O líder do Democratas na Câmara, Mendonça Filho (PE), afirmou que o rebaixamento mostra a deterioração da economia brasileira, com inflação alta mesmo com tabelamento de preços e juros mantidos artificialmente mais baixos.
— Isso é o retrato da deterioração do quadro econômico brasileiro. Para mim não é nenhuma surpresa. O Brasil está com a economia literalmente em frangalhos, com crise energética batendo na porta e as empresas brasileiras nunca foram tão desvalorizadas, inclusive a maior que era a Petrobras.

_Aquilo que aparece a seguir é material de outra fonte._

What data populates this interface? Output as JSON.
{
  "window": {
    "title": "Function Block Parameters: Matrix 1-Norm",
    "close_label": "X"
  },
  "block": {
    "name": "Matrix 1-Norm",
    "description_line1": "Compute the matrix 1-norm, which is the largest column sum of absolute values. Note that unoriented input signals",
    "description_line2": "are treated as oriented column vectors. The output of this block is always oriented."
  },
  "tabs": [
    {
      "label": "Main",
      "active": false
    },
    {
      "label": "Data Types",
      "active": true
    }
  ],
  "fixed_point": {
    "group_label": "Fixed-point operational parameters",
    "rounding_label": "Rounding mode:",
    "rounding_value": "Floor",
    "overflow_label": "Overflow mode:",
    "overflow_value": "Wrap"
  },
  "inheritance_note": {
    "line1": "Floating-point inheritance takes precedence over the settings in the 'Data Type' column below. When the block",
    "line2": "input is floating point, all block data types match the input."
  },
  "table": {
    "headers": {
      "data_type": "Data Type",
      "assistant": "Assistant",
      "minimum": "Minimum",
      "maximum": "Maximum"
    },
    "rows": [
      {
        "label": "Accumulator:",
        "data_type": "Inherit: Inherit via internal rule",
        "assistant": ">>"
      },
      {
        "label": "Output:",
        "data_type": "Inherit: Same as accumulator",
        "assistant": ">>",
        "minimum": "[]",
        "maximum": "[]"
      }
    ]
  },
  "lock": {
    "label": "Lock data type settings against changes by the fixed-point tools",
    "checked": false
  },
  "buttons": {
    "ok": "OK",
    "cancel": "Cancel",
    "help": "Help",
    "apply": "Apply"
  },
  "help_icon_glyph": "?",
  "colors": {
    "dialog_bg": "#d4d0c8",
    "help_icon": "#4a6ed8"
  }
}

Entre outras coisas, isso se deve à administração da inflação através de tabelamento de preços controlado pelo governo, como energia elétrica e gasolina. Foi usada uma politica eleitoreira de redução artificial de política de juros e agora o Brasil retomou o patamar internacional de líder nos juros. Dilma colhe com essa redução do grade do Brasil o que plantou junto com o Guido Mantega — disse Mendonça Filho.
A mudança na nota deve ser vista como um “sinal amarelo”, na avaliação do presidente do DEM, senador Agripino Maia (RN), que rechaçou tentativas de descreditar as agências de ratings. “Esse BBB- é um sinal amarelo aos investidores de quem o Brasil não pode prescindir. Ou o governo muda o perfil e o tamanho do gasto público ou esse sinal fica vermelho. E que não venham agora as autoridades da área econômica a desdenhar das agências de risco”, disse Maia, em nota.
Mudança na nota mostra necessidade de mudança, diz especialista
O rebaixamento da nota de crédito soberano do Brasil pela agência Standard & Poor's reforça a necessidade de mudança na política econômica do governo, na visão do economista Alcides Leite, especialista em contas públicas. Segundo ele, esse quadro se deve a uma série de fatores: inflação alta, crescimento baixo, déficit em conta corrente elevado, maquiagem nos números públicos, crise na Petrobras e risco de racionamento de energia.
— O Brasil está piorando, deteriorando-se, embora ainda estejamos em um nível aceitável. O problema é que isso aponta para que os investidores deixem o país, ou reduzam sua exposição ao Brasil — disse Leite.
Para o economista Luiz Gonzaga Belluzo, no entanto, o fato merece ser ignorado pelo governo e os agentes econômicos em geral. Belluzo afirmou que não compraria um carro usado das agências de classificação de risco.
— Não dou a menor credibilidade para essas instituições. Elas têm o que, na linguagem policial, chamamos de capivara, ou seja, uma extensa relação de crimes — atacou o economista.